I have a story to write. Well, I suppose it is not story per se. Seeing as how it neither started nor ended and chronology doesn’t much matter not to mention that there isn’t any plot and I’m only writing my own thoughts on this page and every other page is from someone else.  I guess that is more how we’re telling this but I guess a story is still a story no matter how you tell it. Maybe we’re telling it wrong. I don’t know maybe some stories just shouldn’t be written. We should have looked into making a documentary. Most people don’t even read books this short and nobody reads vignettes. I mean what type of tool writes vignettes anyway? Don’t you have be like over 60 and have done something amazing? That’s like writing a biography of someone who is still alive.

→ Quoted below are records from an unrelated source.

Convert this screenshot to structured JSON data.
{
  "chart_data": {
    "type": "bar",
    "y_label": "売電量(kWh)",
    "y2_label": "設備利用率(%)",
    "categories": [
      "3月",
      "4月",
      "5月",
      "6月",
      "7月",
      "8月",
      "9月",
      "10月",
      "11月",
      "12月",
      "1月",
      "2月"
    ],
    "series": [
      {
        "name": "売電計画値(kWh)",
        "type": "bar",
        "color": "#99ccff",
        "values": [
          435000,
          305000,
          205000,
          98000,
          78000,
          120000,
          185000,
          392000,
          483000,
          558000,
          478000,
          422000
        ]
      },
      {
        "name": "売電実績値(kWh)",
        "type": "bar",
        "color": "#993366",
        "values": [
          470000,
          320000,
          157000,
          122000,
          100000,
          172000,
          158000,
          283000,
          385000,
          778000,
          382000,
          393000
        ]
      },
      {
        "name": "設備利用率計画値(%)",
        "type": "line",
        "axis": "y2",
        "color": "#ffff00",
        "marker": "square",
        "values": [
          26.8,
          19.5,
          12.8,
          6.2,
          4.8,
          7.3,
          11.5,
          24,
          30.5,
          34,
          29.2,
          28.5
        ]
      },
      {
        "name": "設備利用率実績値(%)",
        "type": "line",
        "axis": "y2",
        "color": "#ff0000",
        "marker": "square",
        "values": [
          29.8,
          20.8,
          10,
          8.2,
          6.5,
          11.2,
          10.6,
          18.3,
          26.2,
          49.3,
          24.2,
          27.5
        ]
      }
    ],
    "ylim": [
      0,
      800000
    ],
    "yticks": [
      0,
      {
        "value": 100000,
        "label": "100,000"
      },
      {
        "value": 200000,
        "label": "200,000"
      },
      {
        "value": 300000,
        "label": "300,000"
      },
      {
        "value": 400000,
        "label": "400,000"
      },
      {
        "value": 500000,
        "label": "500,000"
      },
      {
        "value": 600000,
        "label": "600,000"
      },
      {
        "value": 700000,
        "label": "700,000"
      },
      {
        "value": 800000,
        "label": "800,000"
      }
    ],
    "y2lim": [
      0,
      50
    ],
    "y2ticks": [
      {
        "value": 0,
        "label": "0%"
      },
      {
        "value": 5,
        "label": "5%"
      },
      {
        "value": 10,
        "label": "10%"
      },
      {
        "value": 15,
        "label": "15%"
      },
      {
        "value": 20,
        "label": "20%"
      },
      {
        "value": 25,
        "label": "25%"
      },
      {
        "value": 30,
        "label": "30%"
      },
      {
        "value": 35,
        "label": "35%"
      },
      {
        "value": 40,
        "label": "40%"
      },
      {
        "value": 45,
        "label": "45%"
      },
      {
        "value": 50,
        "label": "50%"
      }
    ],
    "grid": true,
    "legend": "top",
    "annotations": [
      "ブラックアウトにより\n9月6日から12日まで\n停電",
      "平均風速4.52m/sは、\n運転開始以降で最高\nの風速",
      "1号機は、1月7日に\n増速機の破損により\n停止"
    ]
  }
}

How about this: a quasi truthful account of actual events. That sounds better. It is a handful of years seen through the eye of a handful of people trying to get a handle on an unusual man. Though you should also think of how wonderful is this man really? Would you want to be friends with him? I mean maybe that’s why he never stayed in one place very long. Is he really great or is everyone blowing him out of portion? Well, as the narrator of this page I would have to say that my view on him is 100% accurate and the other people are probably more or less correct.

I’d have to say that he might have been great; he might be the greatest person who never really did anything. He was Di’vinci without the Mona Lisa, Mozart without music and Jack Kerouac without a road. He leaves nothing behind but a poem here or there, a picture or two and an impression on everyone he met. Then again… never mind… I hate people who start books like this. On to the story they say!

So me and Saul walk into a bar…


I am who I am.

the depths of my soul are indescribable,

indestructible and ever changing.

My dimensions extend definition

So no language made by meager men

could tell you who I am.

I must be lived, loved, and

experienced to be understood.


So seek for me outside the cave;

philosophizing on mountain top

rewriting my mind

and bearing my soul

I’ll be the echo on the wind

and the voice of the stars


You’ll find me defining the world

extension of all that I am

A reflection of a man, clear eyed and vibrant


Chasing windmills as an excuse to see the world.